BUENOS AIRES, Argentina (AP) -- An Argentine newborn who survived nearly 12 hours in a coffin in a morgue after hospital workers gave her up for dead is showing a series of complications common among infants born three months premature.

The baby's mother, Analia Bouter, says she got a supportive call from President Cristina Fernandez Wednesday asking to see the baby once she's out of intensive care.

That may take some time.

Neonatology chief Diana Vesco at the Perrando hospital in Resistencia announced Thursday that the tiny baby was in critical condition, suffering from sepsis and other complications related to premature birth .

Vesco said the baby is on a ventilator and antibiotics, and has suffered convulsions along with signs of neurological damage.

The mother, who insisted on seeing the body of her premature daughter at the hospital morgue, discovered her child alive in a drawer in the morgue's refrigerated room, where the child had been for 12 hours.

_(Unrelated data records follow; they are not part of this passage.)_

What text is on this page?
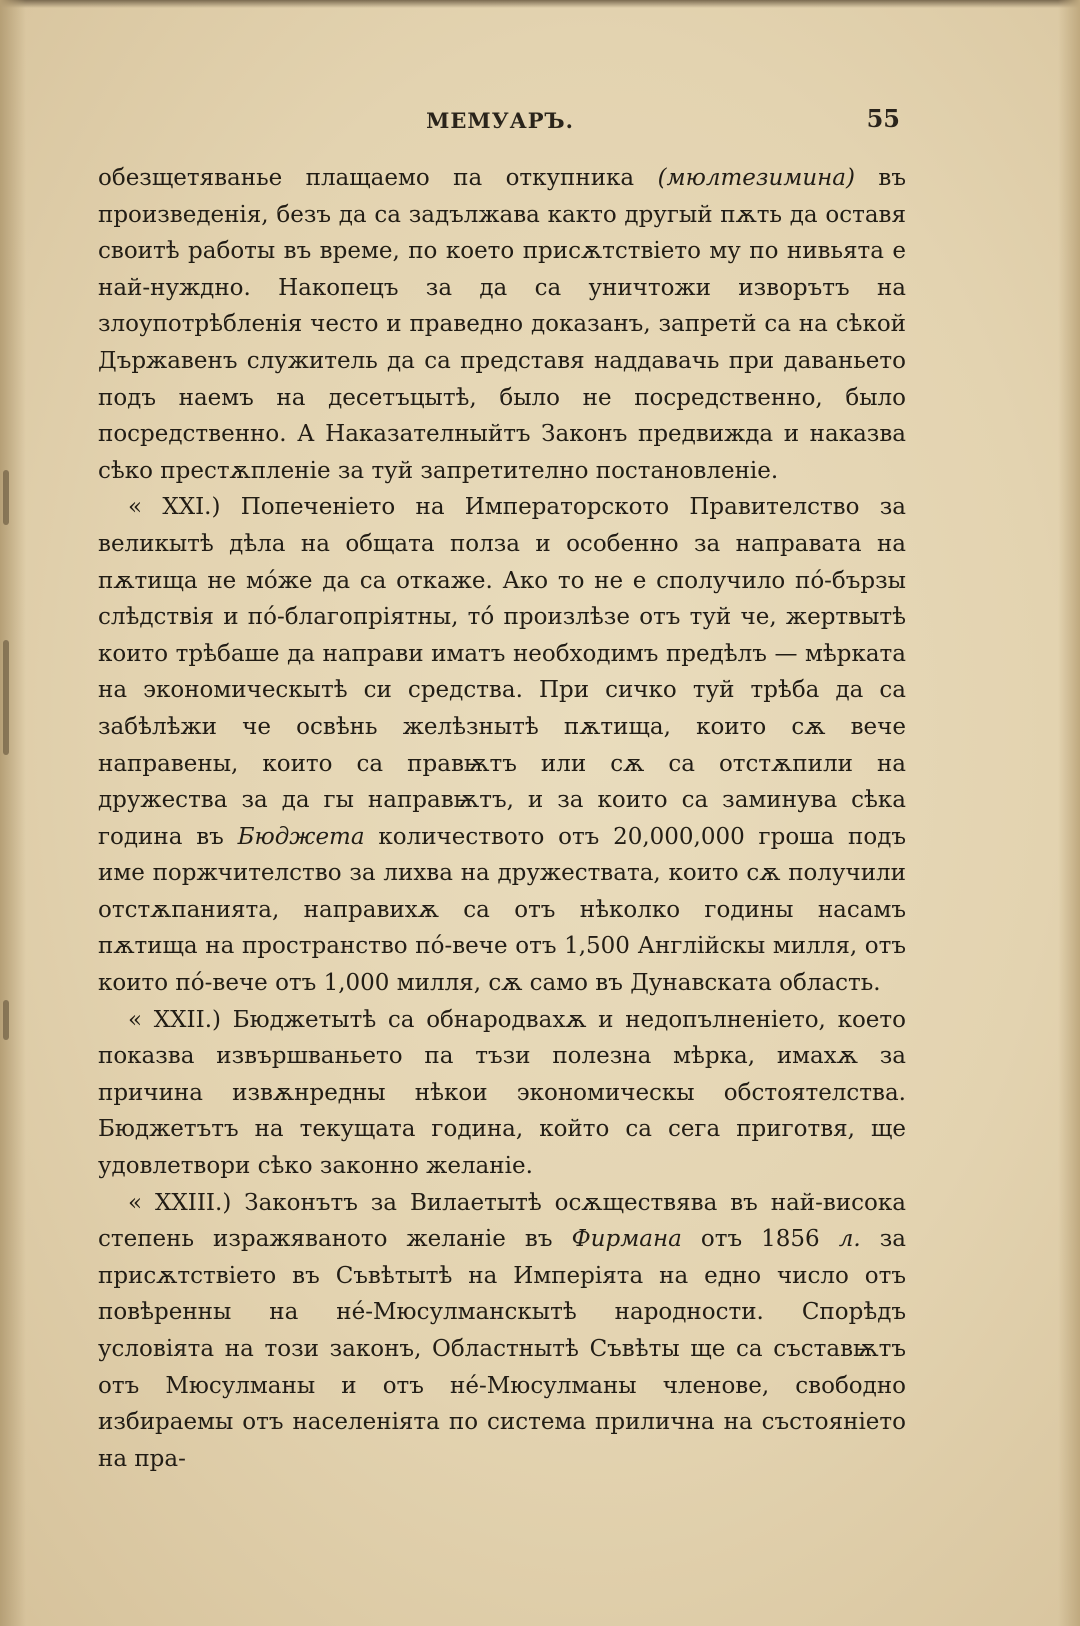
МЕМУАРЪ.	55

обезщетяванье плащаемо па откупника (мюлтезимина) въ произведенія, безъ да са задължава както другый пѫть да оставя своитѣ работы въ време, по което присѫтствіето му по нивьята е най-нуждно. Накопецъ за да са уничтожи изворътъ на злоупотрѣбленія често и праведно доказанъ, запретй са на сѣкой Държавенъ служитель да са представя наддавачь при даваньето подъ наемъ на десетъцытѣ, было не посредственно, было посредственно. А Наказателныйтъ Законъ предвижда и наказва сѣко престѫпленіе за туй запретително постановленіе.

« XXI.) Попеченіето на Императорското Правителство за великытѣ дѣла на общата полза и особенно за направата на пѫтища не мóже да са откаже. Ако то не е сполучило пó-бързы слѣдствія и пó-благопріятны, тó произлѣзе отъ туй че, жертвытѣ които трѣбаше да направи иматъ необходимъ предѣлъ — мѣрката на экономическытѣ си средства. При сичко туй трѣба да са забѣлѣжи че освѣнь желѣзнытѣ пѫтища, които сѫ вече направены, които са правѭтъ или сѫ са отстѫпили на дружества за да гы направѭтъ, и за които са заминува сѣка година въ Бюджета количеството отъ 20,000,000 гроша подъ име поржчителство за лихва на дружествата, които сѫ получили отстѫпанията, направихѫ са отъ нѣколко годины насамъ пѫтища на пространство пó-вече отъ 1,500 Англійскы милля, отъ които пó-вече отъ 1,000 милля, сѫ само въ Дунавската область.

« XXII.) Бюджетытѣ са обнародвахѫ и недопълненіето, което показва извършваньето па тъзи полезна мѣрка, имахѫ за причина извѫнредны нѣкои экономическы обстоятелства. Бюджетътъ на текущата година, който са сега приготвя, ще удовлетвори сѣко законно желаніе.

« XXIII.) Законътъ за Вилаетытѣ осѫществява въ най-висока степень изражяваното желаніе въ Фирмана отъ 1856 л. за присѫтствіето въ Съвѣтытѣ на Имперіята на едно число отъ повѣренны на нé-Мюсулманскытѣ народности. Спорѣдъ условіята на този законъ, Областнытѣ Съвѣты ще са съставѭтъ отъ Мюсулманы и отъ нé-Мюсулманы членове, свободно избираемы отъ населеніята по система прилична на състояніето на пра-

"They put the coffin on top of a stretcher and we looked for a little crowbar to open it because it was nailed shut. It was nailed shut," said Fabian Veron, the baby's father.

"I put the crowbar in there and started prying. I took a breath and took the lid off. At that moment I saw a white cover over the baby. My wife saw the little body first and she touches her little hand. She then uncovers her face and that's when we hear the first cry."

The mother told Argentinian TV she thought she was hallucinating when she heard a whimper and saw signs of life. Doctors say the girl is now in good condition.

The mother says the infant was born three months prematurely and the hospital said she had died of unknown causes. The baby weighs less than two pounds.

Doctors said she had no vital signs when she was born. They said she was observed for a while and declared dead.

Health officials said they don't have an explanation for what happened, and they are investigating those involved in the incident.

The baby's parents named her Luz Milagros, which is Spanish for light and miracles.